Background Dementia and its impact on the aging population is a growing public health concern. Alzheimer’s Disease (AD) is the most common form of neurodegenerative disease and is primarily characterized by a decline in cognitive function that affects a person’s day-to-day activities. The development and diagnosis of AD occurs in stages, beginning with cognitive symptoms in the preclinical stage and progressing to mild cognitive impairment (MCI) then mild, moderate, or severe AD. This study is designed to categorize subjects within the Alzheimer’s Disease Neuroimaging Initiative database to discover alternative indicators for the development and diagnosis of AD. Methods 981 AD patients were extracted from the ADNI database and had a cortical SUVr ≥ 1.2, measured using PET imaging utilizing the AV45 biomarker. This indicated a patient as Aβ+, meeting the requirements for AD diagnosis. Subjects were analyzed via one-way MANOVAs examining the impacts of head trauma, smoking, and marital status on the onset of cognitive symptoms, MCI, and AD symptoms.

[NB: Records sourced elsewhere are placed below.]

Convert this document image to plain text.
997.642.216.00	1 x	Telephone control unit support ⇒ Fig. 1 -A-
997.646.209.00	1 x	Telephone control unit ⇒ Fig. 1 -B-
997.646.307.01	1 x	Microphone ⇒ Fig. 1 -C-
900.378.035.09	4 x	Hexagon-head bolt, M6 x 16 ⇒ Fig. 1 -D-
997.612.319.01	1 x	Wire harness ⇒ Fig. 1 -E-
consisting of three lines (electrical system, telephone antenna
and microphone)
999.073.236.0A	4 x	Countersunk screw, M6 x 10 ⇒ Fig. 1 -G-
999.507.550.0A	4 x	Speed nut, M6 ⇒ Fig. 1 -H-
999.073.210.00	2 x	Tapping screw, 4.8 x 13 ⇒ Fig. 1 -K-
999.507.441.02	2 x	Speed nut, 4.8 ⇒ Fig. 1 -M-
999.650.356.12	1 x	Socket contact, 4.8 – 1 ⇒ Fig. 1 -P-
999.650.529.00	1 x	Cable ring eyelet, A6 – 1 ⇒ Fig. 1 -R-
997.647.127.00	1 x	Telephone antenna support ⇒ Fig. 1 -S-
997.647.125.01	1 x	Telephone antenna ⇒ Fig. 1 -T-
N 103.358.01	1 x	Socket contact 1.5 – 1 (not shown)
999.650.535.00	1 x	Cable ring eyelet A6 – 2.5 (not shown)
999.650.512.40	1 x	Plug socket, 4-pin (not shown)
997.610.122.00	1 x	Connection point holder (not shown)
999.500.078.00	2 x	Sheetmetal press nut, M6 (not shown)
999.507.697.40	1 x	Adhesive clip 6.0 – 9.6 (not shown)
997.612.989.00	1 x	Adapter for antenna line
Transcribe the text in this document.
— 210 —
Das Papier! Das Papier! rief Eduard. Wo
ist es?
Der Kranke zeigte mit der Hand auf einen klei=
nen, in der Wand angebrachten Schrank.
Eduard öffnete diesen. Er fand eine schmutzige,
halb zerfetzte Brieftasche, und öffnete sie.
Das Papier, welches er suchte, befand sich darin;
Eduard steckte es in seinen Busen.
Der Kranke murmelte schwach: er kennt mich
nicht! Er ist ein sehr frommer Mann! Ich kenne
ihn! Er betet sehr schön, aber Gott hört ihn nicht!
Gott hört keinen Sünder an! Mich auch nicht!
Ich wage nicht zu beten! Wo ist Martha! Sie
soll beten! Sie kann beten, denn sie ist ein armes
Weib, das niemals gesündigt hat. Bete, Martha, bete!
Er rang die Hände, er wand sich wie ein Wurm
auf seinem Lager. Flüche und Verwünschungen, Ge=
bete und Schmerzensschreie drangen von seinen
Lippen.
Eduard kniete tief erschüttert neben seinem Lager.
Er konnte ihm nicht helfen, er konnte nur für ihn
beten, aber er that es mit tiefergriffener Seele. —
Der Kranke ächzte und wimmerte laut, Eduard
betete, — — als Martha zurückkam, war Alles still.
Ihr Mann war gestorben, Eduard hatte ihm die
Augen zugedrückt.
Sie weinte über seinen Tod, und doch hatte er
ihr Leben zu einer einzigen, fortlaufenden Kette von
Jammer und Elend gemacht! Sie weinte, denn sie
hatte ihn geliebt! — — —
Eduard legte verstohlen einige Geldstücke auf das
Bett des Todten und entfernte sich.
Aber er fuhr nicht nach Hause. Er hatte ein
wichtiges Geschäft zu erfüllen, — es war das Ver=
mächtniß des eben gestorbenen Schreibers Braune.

Results In congruence with the literature, results indicate that TBI+ patients report earlier onset of MCI (F (1, 114) = 5.660, p < .05). Additionally, results yield that patients who smoke develop AD symptoms later (F(1,23) = 9.211, p < .01) and patients who are divorced develop cognitive impairment earlier (F (4,813) = 2.750, p <.05). Conclusion Although the stages of AD are well-described, its diagnosis presents a challenge, particularly in early stages, as its symptoms are often attributed to the consequences of aging. These results support previous research describing TBI effects on the development of AD and may provide diagnostic insight regarding the development of AD. Future research should focus on improving the diagnostic criteria for AD, providing guidance to researchers and physicians on the development and implementation of early interventions.